SQL Server Execution Times:
CPU time = 0 ms, elapsed time = 31 ms.
31 ms response time on a warm cache, 12 pages read out of the nearly 60k pages of the table.
Updated
After reading again original query I realize my modified query is different. You only need new sessions. I still believe that the filtering out by SiteID and Timestmap is the only way to get the necessary performance, so the solution is to validate the candidate finds with a NOT EXISTS condition:
SELECT TOP(@resultCount) * FROM
(
SELECT
[UserSessionSequenceID]
,[SessionGuid]
, SiteID
, Filler
,[Timestamp]
,ROW_NUMBER() over (
PARTITION BY [SessionGuid]
ORDER BY UserSessionSequenceID DESC)
AS sort
FROM [tblSequence]
where SiteID = @siteID
and [Timestamp] > DATEADD(mi, -@minutes, @now)
) AS new
WHERE sort = 1
and not exists (
select SessionGuid
from tblSequence
where SiteID = @siteID
and SessionGuid = new.SessionGuid
and [TimeStamp] < DATEADD(mi, -@minutes, @now)
)
ORDER BY [UserSessionSequenceID] DESC
This returns on my laptop, for 1M rows over 400k sessions in 40 ms from a warm cache:
Table 'Worktable'. Scan count 0, logical reads 0, physical reads 0
Table 'tblSequence'. Scan count 2, logical reads 709, physical reads 0
SQL Server Execution Times:
CPU time = 16 ms, elapsed time = 40 ms.
Try these - should be equivalent query but you'll have to compare the query plans:
Using a JOIN
SELECT DISTINCT TOP(@resultCount)
s.usersessionsequenceid,
s.sessionguid,
s.ip,
s.url,
s.urltitle,
s.siteid,
s.browserwidth,
s.browserheight,
s.browser,
s.browserversion,
s.referer,
s.timestamp
FROM tblsequence s
JOIN (SELECT t.sessionquid,
MAX(t.timestamp) AS max_ts
FROM tblsequence t
GROUP BY t.sessionguid) x ON x.sessionguid = s.sessionguid
AND x.max_ts = s.timestamp
WHERE s.siteid = @SiteID
AND s.timestamp > DATEADD(mi, -@minutes, GETDATE())

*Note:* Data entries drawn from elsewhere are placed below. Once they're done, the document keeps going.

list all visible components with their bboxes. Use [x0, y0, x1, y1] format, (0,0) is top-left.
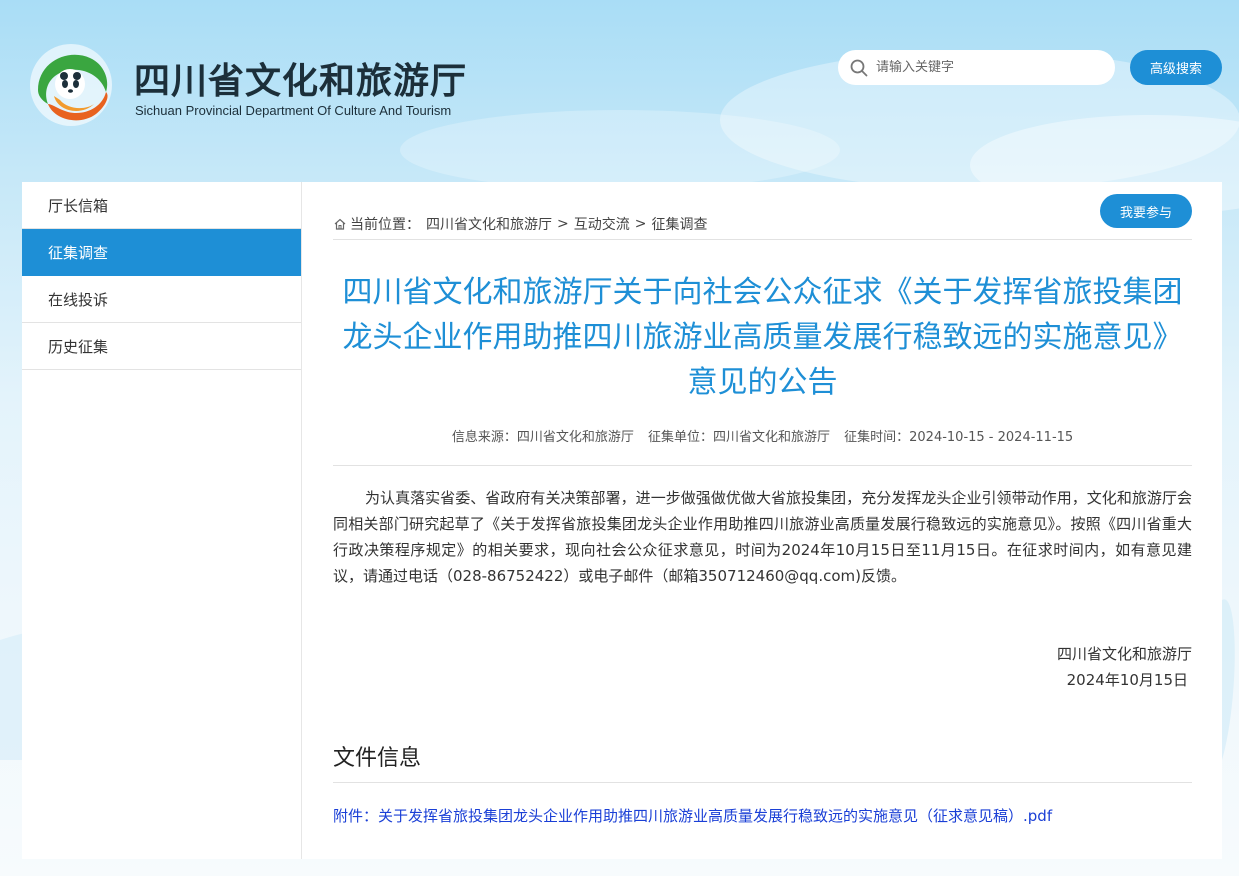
home-icon [334, 218, 346, 230]
search-input[interactable] [876, 60, 1096, 75]
sidebar-item-history[interactable]: 历史征集 [22, 323, 301, 370]
logo-emblem-icon [30, 44, 112, 126]
divider [333, 782, 1192, 783]
breadcrumb-link-survey[interactable]: 征集调查 [651, 214, 707, 234]
main-panel: 厅长信箱 征集调查 在线投诉 历史征集 当前位置： 四川省文化和旅游厅 > 互动… [22, 182, 1222, 859]
breadcrumb-separator: > [557, 216, 569, 232]
file-info-heading: 文件信息 [333, 746, 422, 771]
sidebar-item-mailbox[interactable]: 厅长信箱 [22, 182, 301, 229]
site-title: 四川省文化和旅游厅 [134, 61, 468, 102]
search-icon[interactable] [850, 59, 868, 77]
attachment-link[interactable]: 附件：关于发挥省旅投集团龙头企业作用助推四川旅游业高质量发展行稳致远的实施意见（… [333, 805, 1052, 826]
breadcrumb-separator: > [634, 216, 647, 232]
site-logo[interactable]: 四川省文化和旅游厅 Sichuan Provincial Department … [28, 42, 488, 132]
breadcrumb-link-home[interactable]: 四川省文化和旅游厅 [426, 214, 552, 234]
divider [333, 465, 1192, 466]
article-signature: 四川省文化和旅游厅 [1056, 645, 1192, 663]
article-date: 2024年10月15日 [1066, 671, 1188, 689]
article-meta: 信息来源：四川省文化和旅游厅 征集单位：四川省文化和旅游厅 征集时间：2024-… [333, 426, 1192, 445]
article-body: 为认真落实省委、省政府有关决策部署，进一步做强做优做大省旅投集团，充分发挥龙头企… [333, 489, 1192, 585]
breadcrumb-link-interaction[interactable]: 互动交流 [574, 214, 630, 234]
article-title: 四川省文化和旅游厅关于向社会公众征求《关于发挥省旅投集团龙头企业作用助推四川旅游… [342, 275, 1183, 400]
divider [333, 239, 1192, 240]
meta-source: 信息来源：四川省文化和旅游厅 [451, 430, 634, 445]
sidebar-item-survey[interactable]: 征集调查 [22, 229, 301, 276]
meta-unit: 征集单位：四川省文化和旅游厅 [647, 430, 830, 445]
sidebar-item-complaint[interactable]: 在线投诉 [22, 276, 301, 323]
participate-button[interactable]: 我要参与 [1100, 194, 1192, 228]
meta-time: 征集时间：2024-10-15 - 2024-11-15 [844, 430, 1074, 445]
content-area: 当前位置： 四川省文化和旅游厅 > 互动交流 > 征集调查 我要参与 四川省文化… [333, 182, 1192, 859]
advanced-search-button[interactable]: 高级搜索 [1130, 50, 1222, 85]
site-subtitle: Sichuan Provincial Department Of Culture… [135, 103, 452, 118]
breadcrumb: 当前位置： 四川省文化和旅游厅 > 互动交流 > 征集调查 [333, 214, 707, 234]
article-signature-block: 四川省文化和旅游厅 2024年10月15日 [1057, 641, 1192, 693]
sidebar: 厅长信箱 征集调查 在线投诉 历史征集 [22, 182, 302, 859]
search-box [838, 50, 1115, 85]
breadcrumb-prefix: 当前位置： [350, 217, 420, 233]
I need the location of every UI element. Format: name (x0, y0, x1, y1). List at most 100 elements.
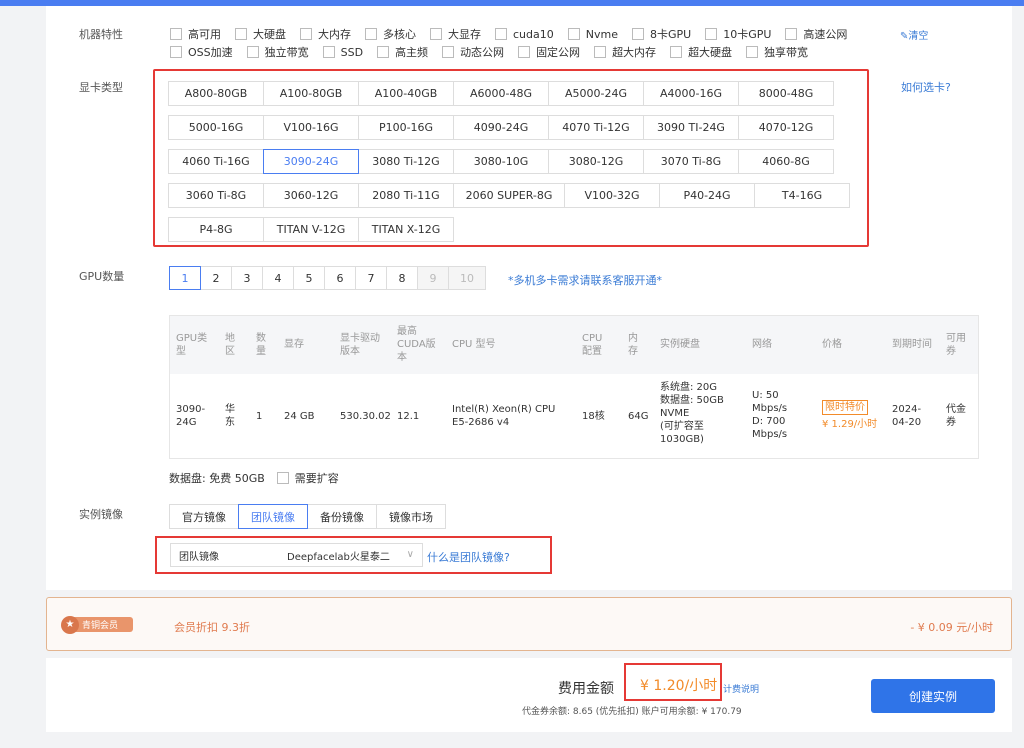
feature-option[interactable]: 8卡GPU (631, 26, 691, 42)
th-gpu-type: GPU类型 (176, 333, 208, 357)
feature-option[interactable]: OSS加速 (170, 44, 233, 60)
gpu-option-3090-24g[interactable]: 3090-24G (263, 149, 359, 174)
gpu-option-a800-80gb[interactable]: A800-80GB (168, 81, 264, 106)
expand-disk-checkbox[interactable] (276, 472, 289, 484)
image-tab-3[interactable]: 备份镜像 (307, 504, 377, 529)
gpu-option-a100-40gb[interactable]: A100-40GB (358, 81, 454, 106)
gpu-option-3060-ti-8g[interactable]: 3060 Ti-8G (168, 183, 264, 208)
feature-checkbox[interactable] (518, 46, 531, 58)
gpu-count-option-10[interactable]: 10 (448, 266, 486, 290)
feature-checkbox[interactable] (495, 28, 507, 40)
gpu-option-titan-x-12g[interactable]: TITAN X-12G (358, 217, 454, 242)
gpu-type-row: A800-80GB A100-80GB A100-40GB A6000-48G A500… (168, 81, 834, 106)
gpu-count-option-9[interactable]: 9 (417, 266, 449, 290)
feature-option[interactable]: 大显存 (430, 26, 481, 42)
gpu-option-5000-16g[interactable]: 5000-16G (168, 115, 264, 140)
gpu-option-8000-48g[interactable]: 8000-48G (738, 81, 834, 106)
billing-info-link[interactable]: 计费说明 (723, 682, 759, 695)
feature-checkbox[interactable] (594, 46, 607, 58)
feature-option[interactable]: cuda10 (495, 28, 554, 41)
gpu-count-option-7[interactable]: 7 (355, 266, 387, 290)
gpu-option-3090-ti-24g[interactable]: 3090 TI-24G (643, 115, 739, 140)
feature-checkbox[interactable] (170, 46, 182, 58)
gpu-option-a4000-16g[interactable]: A4000-16G (643, 81, 739, 106)
gpu-option-p100-16g[interactable]: P100-16G (358, 115, 454, 140)
clear-filters-link[interactable]: ✎清空 (900, 27, 928, 42)
feature-option[interactable]: 动态公网 (442, 44, 504, 60)
gpu-option-t4-16g[interactable]: T4-16G (754, 183, 850, 208)
image-tab-2[interactable]: 团队镜像 (238, 504, 308, 529)
gpu-option-3080-10g[interactable]: 3080-10G (453, 149, 549, 174)
gpu-count-option-4[interactable]: 4 (262, 266, 294, 290)
gpu-option-3070-ti-8g[interactable]: 3070 Ti-8G (643, 149, 739, 174)
gpu-option-a6000-48g[interactable]: A6000-48G (453, 81, 549, 106)
th-cuda: 最高CUDA版本 (397, 326, 436, 363)
feature-row-2: OSS加速 独立带宽 SSD 高主频 动态公网 固定公网 超大内存 超大硬盘 独享带宽 (170, 44, 870, 60)
feature-checkbox[interactable] (705, 28, 718, 40)
feature-option[interactable]: 10卡GPU (705, 26, 771, 42)
how-to-choose-link[interactable]: 如何选卡? (901, 79, 951, 95)
feature-option[interactable]: 独享带宽 (746, 44, 808, 60)
feature-checkbox[interactable] (670, 46, 683, 58)
feature-checkbox[interactable] (300, 28, 312, 40)
gpu-option-4060-8g[interactable]: 4060-8G (738, 149, 834, 174)
feature-checkbox[interactable] (322, 46, 335, 58)
feature-checkbox[interactable] (430, 28, 442, 40)
feature-checkbox[interactable] (235, 28, 247, 40)
gpu-option-v100-32g[interactable]: V100-32G (564, 183, 660, 208)
gpu-count-option-1[interactable]: 1 (169, 266, 201, 290)
feature-label: 高主频 (395, 46, 429, 59)
feature-option[interactable]: 大硬盘 (235, 26, 286, 42)
gpu-count-option-5[interactable]: 5 (293, 266, 325, 290)
gpu-option-4070-ti-12g[interactable]: 4070 Ti-12G (548, 115, 644, 140)
gpu-option-4070-12g[interactable]: 4070-12G (738, 115, 834, 140)
member-discount-bar: ★ 青铜会员 会员折扣 9.3折 - ¥ 0.09 元/小时 (46, 597, 1012, 651)
gpu-count-option-2[interactable]: 2 (200, 266, 232, 290)
image-tab-4[interactable]: 镜像市场 (376, 504, 446, 529)
gpu-count-option-3[interactable]: 3 (231, 266, 263, 290)
create-instance-button[interactable]: 创建实例 (871, 679, 995, 713)
feature-option[interactable]: 超大内存 (594, 44, 656, 60)
feature-checkbox[interactable] (442, 46, 455, 58)
gpu-option-titan-v-12g[interactable]: TITAN V-12G (263, 217, 359, 242)
image-select[interactable]: 团队镜像 Deepfacelab火星泰二 ∨ (170, 543, 423, 567)
feature-option[interactable]: 高速公网 (785, 26, 847, 42)
gpu-option-a100-80gb[interactable]: A100-80GB (263, 81, 359, 106)
gpu-option-3080-ti-12g[interactable]: 3080 Ti-12G (358, 149, 454, 174)
feature-option[interactable]: 独立带宽 (246, 44, 309, 60)
gpu-option-4090-24g[interactable]: 4090-24G (453, 115, 549, 140)
gpu-count-option-8[interactable]: 8 (386, 266, 418, 290)
feature-checkbox[interactable] (746, 46, 759, 58)
gpu-count-option-6[interactable]: 6 (324, 266, 356, 290)
feature-option[interactable]: 固定公网 (518, 44, 580, 60)
feature-option[interactable]: 多核心 (365, 26, 416, 42)
gpu-option-4060-ti-16g[interactable]: 4060 Ti-16G (168, 149, 264, 174)
feature-checkbox[interactable] (170, 28, 182, 40)
image-label: 实例镜像 (79, 508, 123, 521)
gpu-option-a5000-24g[interactable]: A5000-24G (548, 81, 644, 106)
feature-option[interactable]: 大内存 (300, 26, 351, 42)
gpu-option-3080-12g[interactable]: 3080-12G (548, 149, 644, 174)
gpu-option-2080-ti-11g[interactable]: 2080 Ti-11G (358, 183, 454, 208)
gpu-option-p40-24g[interactable]: P40-24G (659, 183, 755, 208)
feature-checkbox[interactable] (365, 28, 377, 40)
feature-option[interactable]: 超大硬盘 (670, 44, 732, 60)
gpu-option-3060-12g[interactable]: 3060-12G (263, 183, 359, 208)
feature-option[interactable]: Nvme (567, 28, 618, 41)
what-is-team-image-link[interactable]: 什么是团队镜像? (427, 549, 510, 565)
td-vram: 24 GB (284, 411, 315, 422)
gpu-option-2060-super-8g[interactable]: 2060 SUPER-8G (453, 183, 565, 208)
gpu-option-p4-8g[interactable]: P4-8G (168, 217, 264, 242)
feature-checkbox[interactable] (785, 28, 798, 40)
feature-option[interactable]: 高主频 (377, 44, 428, 60)
image-tabs: 官方镜像 团队镜像 备份镜像 镜像市场 (169, 504, 446, 529)
feature-checkbox[interactable] (631, 28, 644, 40)
image-tab-1[interactable]: 官方镜像 (169, 504, 239, 529)
td-count: 1 (256, 411, 263, 422)
feature-option[interactable]: SSD (322, 46, 363, 59)
gpu-option-v100-16g[interactable]: V100-16G (263, 115, 359, 140)
feature-checkbox[interactable] (377, 46, 390, 58)
feature-option[interactable]: 高可用 (170, 26, 221, 42)
feature-checkbox[interactable] (246, 46, 259, 58)
feature-checkbox[interactable] (567, 28, 580, 40)
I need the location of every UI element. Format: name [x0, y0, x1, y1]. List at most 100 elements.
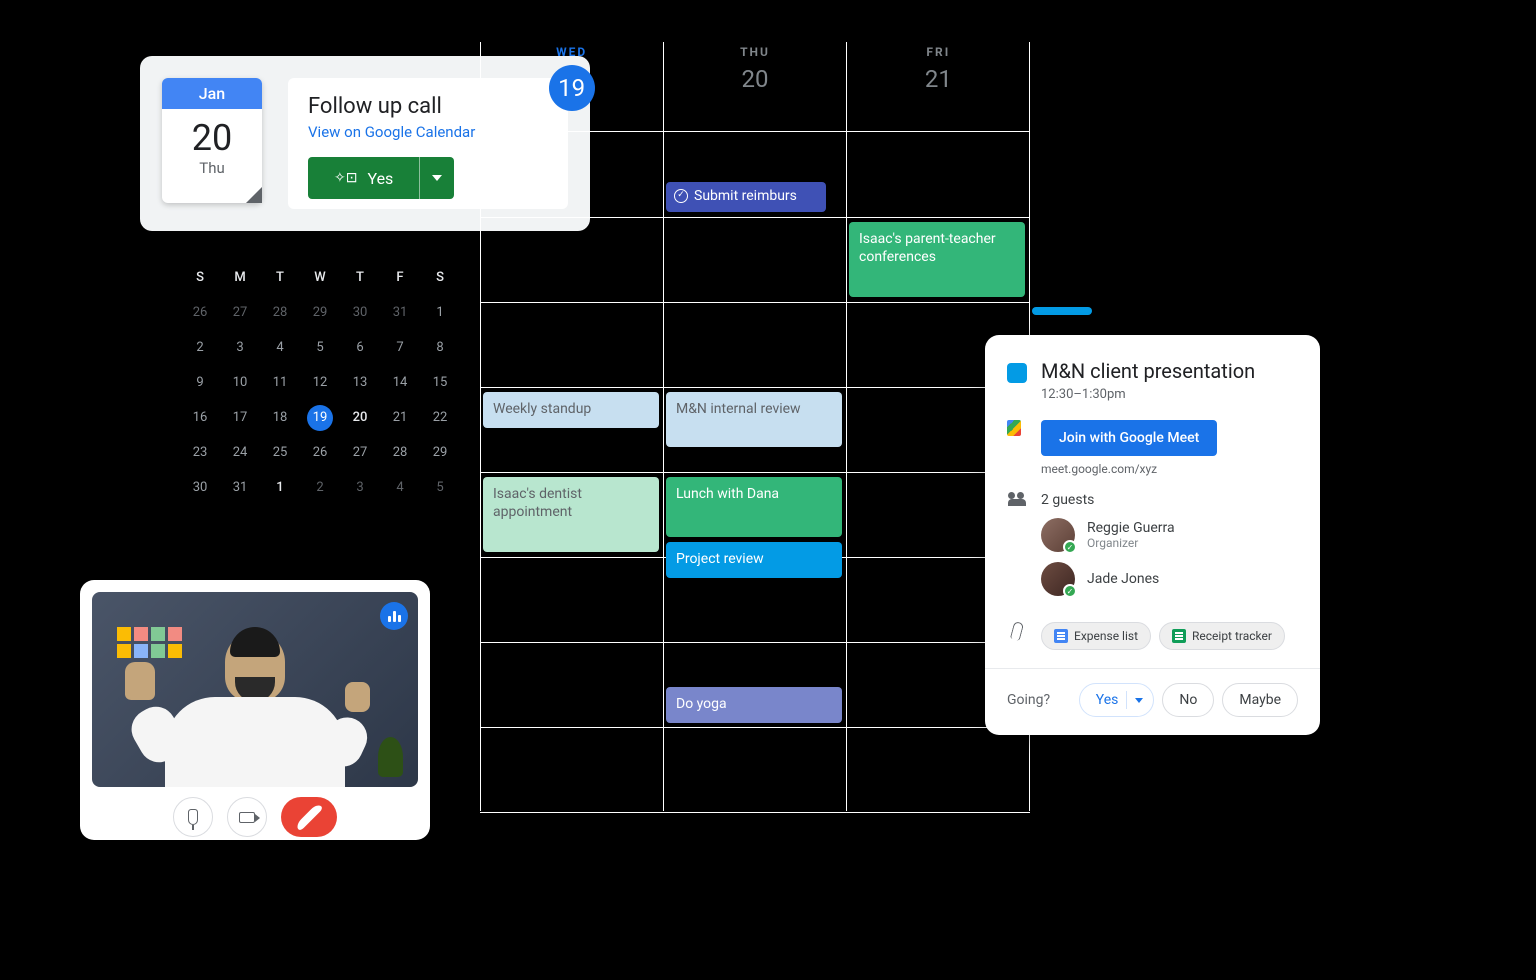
mini-cal-day[interactable]: 24: [220, 435, 260, 470]
guest-role: Organizer: [1087, 536, 1175, 550]
detail-title: M&N client presentation: [1041, 359, 1255, 383]
rsvp-no-pill[interactable]: No: [1162, 683, 1214, 717]
event-yoga[interactable]: Do yoga: [666, 687, 842, 723]
google-meet-icon: [1007, 420, 1027, 440]
guest-row[interactable]: ✓ Reggie Guerra Organizer: [1041, 518, 1298, 552]
mini-cal-day[interactable]: 22: [420, 400, 460, 435]
rsvp-maybe-pill[interactable]: Maybe: [1222, 683, 1298, 717]
week-header-day[interactable]: WED19: [480, 45, 663, 111]
mini-cal-day[interactable]: 14: [380, 365, 420, 400]
check-icon: ✓: [1063, 540, 1077, 554]
mini-cal-day[interactable]: 30: [180, 470, 220, 505]
week-header-day[interactable]: FRI 21: [847, 45, 1030, 111]
week-date-label: 21: [847, 65, 1030, 93]
mini-cal-day[interactable]: 4: [260, 330, 300, 365]
detail-time: 12:30–1:30pm: [1041, 387, 1255, 402]
check-icon: ✓: [1063, 584, 1077, 598]
guest-name: Reggie Guerra: [1087, 520, 1175, 536]
join-meet-button[interactable]: Join with Google Meet: [1041, 420, 1217, 456]
mini-cal-day[interactable]: 1: [260, 470, 300, 505]
mini-cal-day[interactable]: 15: [420, 365, 460, 400]
mute-button[interactable]: [173, 797, 213, 837]
people-icon: [1008, 492, 1026, 506]
hangup-button[interactable]: [281, 797, 337, 837]
mini-cal-day[interactable]: 26: [180, 295, 220, 330]
event-parent-teacher[interactable]: Isaac's parent-teacher conferences: [849, 222, 1025, 297]
week-date-label: 20: [663, 65, 846, 93]
page-corner-icon: [246, 187, 262, 203]
mini-cal-day[interactable]: 12: [300, 365, 340, 400]
guest-row[interactable]: ✓ Jade Jones: [1041, 562, 1298, 596]
camera-button[interactable]: [227, 797, 267, 837]
going-label: Going?: [1007, 692, 1067, 708]
mini-cal-day[interactable]: 3: [220, 330, 260, 365]
event-internal-review[interactable]: M&N internal review: [666, 392, 842, 447]
week-header-day[interactable]: THU 20: [663, 45, 846, 111]
event-detail-card: M&N client presentation 12:30–1:30pm Joi…: [985, 335, 1320, 735]
mini-cal-day[interactable]: 19: [300, 400, 340, 435]
event-lunch[interactable]: Lunch with Dana: [666, 477, 842, 537]
mic-icon: [188, 809, 198, 825]
mini-cal-day[interactable]: 17: [220, 400, 260, 435]
date-tile-day: 20: [162, 109, 262, 159]
plant-icon: [378, 737, 403, 777]
check-circle-icon: ✓: [674, 189, 688, 203]
sheets-icon: [1172, 629, 1186, 643]
mini-cal-day[interactable]: 8: [420, 330, 460, 365]
event-color-icon: [1007, 363, 1027, 383]
mini-cal-day[interactable]: 26: [300, 435, 340, 470]
rsvp-yes-button[interactable]: ✧⊡ Yes: [308, 157, 454, 199]
avatar: ✓: [1041, 562, 1075, 596]
mini-calendar: SMTWTFS 26272829303112345678910111213141…: [180, 260, 460, 505]
mini-cal-day[interactable]: 4: [380, 470, 420, 505]
event-submit-reimburs[interactable]: ✓Submit reimburs: [666, 182, 826, 212]
mini-cal-day[interactable]: 31: [380, 295, 420, 330]
phone-icon: [295, 803, 324, 832]
mini-cal-day[interactable]: 2: [180, 330, 220, 365]
mini-cal-day[interactable]: 27: [220, 295, 260, 330]
mini-cal-day[interactable]: 23: [180, 435, 220, 470]
mini-cal-day[interactable]: 5: [420, 470, 460, 505]
mini-cal-day[interactable]: 29: [420, 435, 460, 470]
mini-cal-day[interactable]: 16: [180, 400, 220, 435]
docs-icon: [1054, 629, 1068, 643]
mini-cal-day[interactable]: 20: [340, 400, 380, 435]
mini-cal-day[interactable]: 5: [300, 330, 340, 365]
mini-cal-day[interactable]: 27: [340, 435, 380, 470]
person-illustration: [165, 632, 345, 787]
week-dow-label: FRI: [847, 45, 1030, 59]
event-fragment[interactable]: [1032, 307, 1092, 315]
rsvp-dropdown-button[interactable]: [419, 157, 454, 199]
rsvp-yes-pill[interactable]: Yes: [1079, 683, 1155, 717]
mini-cal-day[interactable]: 13: [340, 365, 380, 400]
sparkle-icon: ✧⊡: [334, 170, 357, 186]
event-weekly-standup[interactable]: Weekly standup: [483, 392, 659, 428]
mini-cal-day[interactable]: 2: [300, 470, 340, 505]
mini-cal-header-cell: T: [260, 260, 300, 295]
week-dow-label: THU: [663, 45, 846, 59]
mini-cal-header-cell: F: [380, 260, 420, 295]
mini-cal-day[interactable]: 31: [220, 470, 260, 505]
chevron-down-icon: [1135, 698, 1143, 703]
event-dentist[interactable]: Isaac's dentist appointment: [483, 477, 659, 552]
mini-cal-day[interactable]: 28: [380, 435, 420, 470]
mini-cal-day[interactable]: 21: [380, 400, 420, 435]
mini-cal-day[interactable]: 11: [260, 365, 300, 400]
mini-cal-day[interactable]: 3: [340, 470, 380, 505]
mini-cal-day[interactable]: 9: [180, 365, 220, 400]
attachment-expense-list[interactable]: Expense list: [1041, 622, 1151, 650]
week-body[interactable]: ✓Submit reimburs Isaac's parent-teacher …: [480, 131, 1030, 811]
mini-cal-day[interactable]: 18: [260, 400, 300, 435]
mini-cal-day[interactable]: 6: [340, 330, 380, 365]
mini-cal-day[interactable]: 28: [260, 295, 300, 330]
mini-cal-day[interactable]: 1: [420, 295, 460, 330]
mini-cal-day[interactable]: 25: [260, 435, 300, 470]
week-dow-label: WED: [480, 45, 663, 59]
attachment-receipt-tracker[interactable]: Receipt tracker: [1159, 622, 1285, 650]
event-project-review[interactable]: Project review: [666, 542, 842, 578]
mini-cal-day[interactable]: 10: [220, 365, 260, 400]
mini-cal-day[interactable]: 7: [380, 330, 420, 365]
mini-cal-day[interactable]: 29: [300, 295, 340, 330]
mini-cal-day[interactable]: 30: [340, 295, 380, 330]
avatar: ✓: [1041, 518, 1075, 552]
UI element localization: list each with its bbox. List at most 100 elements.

ORDER BY s.usersessionsequenceid DESC
Using EXISTS
SELECT TOP(@resultCount)
s.usersessionsequenceid,
s.sessionguid,
s.ip,
s.url,
s.urltitle,
s.siteid,
s.browserwidth,
s.browserheight,
s.browser,
s.browserversion,
s.referer,
s.timestamp
FROM tblsequence s
WHERE s.siteid = @SiteID
AND s.timestamp > DATEADD(mi, -@minutes, GETDATE())
AND EXISTS(SELECT NULL
FROM tblsequence t
WHERE t.sessionguid = s.sessionguid
GROUP BY t.sessionguid
HAVING MAX(t.timestamp) = s.timestamp
ORDER BY s.usersessionsequenceid DESC
But if you want to get where the value is 2 or more, you'll have to stick with your ROW_NUMBER query.